Date: 10/12/2013 06:34 pm (UTC)
From: [identity profile] heartofoshun.livejournal.com
Yes. They are too soft and not tart enough to make a good pie. But in a cake that should work fine. (I am one of those people who have a serious problem with tossing out any food that is not spoiled.)

Date: 10/12/2013 06:16 pm (UTC)
From: [identity profile] deborahw37.livejournal.com
Wow that looks tasty!


I have some lovely bun tins which were my grans and which pattern the bases of the buns with a shell pattern..the amount of time I spend wire wooling and greasing those tins before and after use is crazy... I'm going to try lining them!
Edited Date: 10/12/2013 06:16 pm (UTC)

Date: 10/12/2013 06:29 pm (UTC)
From: [identity profile] curiouswombat.livejournal.com
We had some of those when I was younger - and a tray that had 4 with shells, 4 with rounded bottoms, and 4 with flat bottoms all in one tray. Goodness knows why, really!

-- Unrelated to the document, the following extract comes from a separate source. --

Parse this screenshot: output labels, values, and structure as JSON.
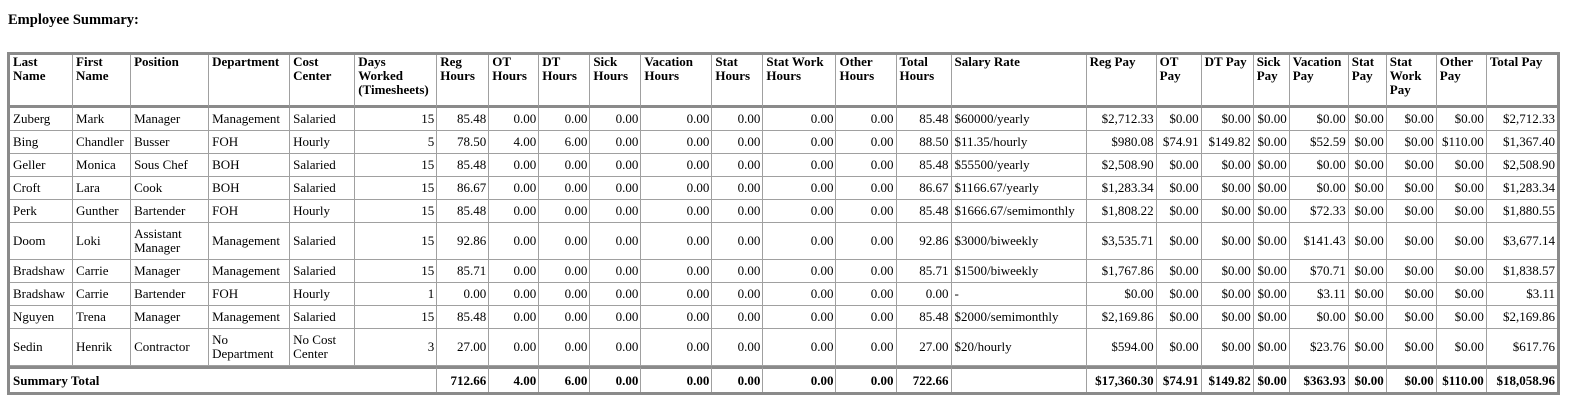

I think Mum must still have them unless she's thrown them out; she is a cook by profession and so not sentimental about her equipment!

Date: 11/12/2013 11:51 pm (UTC)
From: [identity profile] galantha-nivala.livejournal.com
There's just a little rust on the baking tins. They're still good!

Mind you, this is from someone who is middle aged and still using her grandmother's wine glasses.

Date: 12/12/2013 08:29 am (UTC)
From: [identity profile] curiouswombat.livejournal.com
I have my grandmother's cake stand, which I still use on special occasions.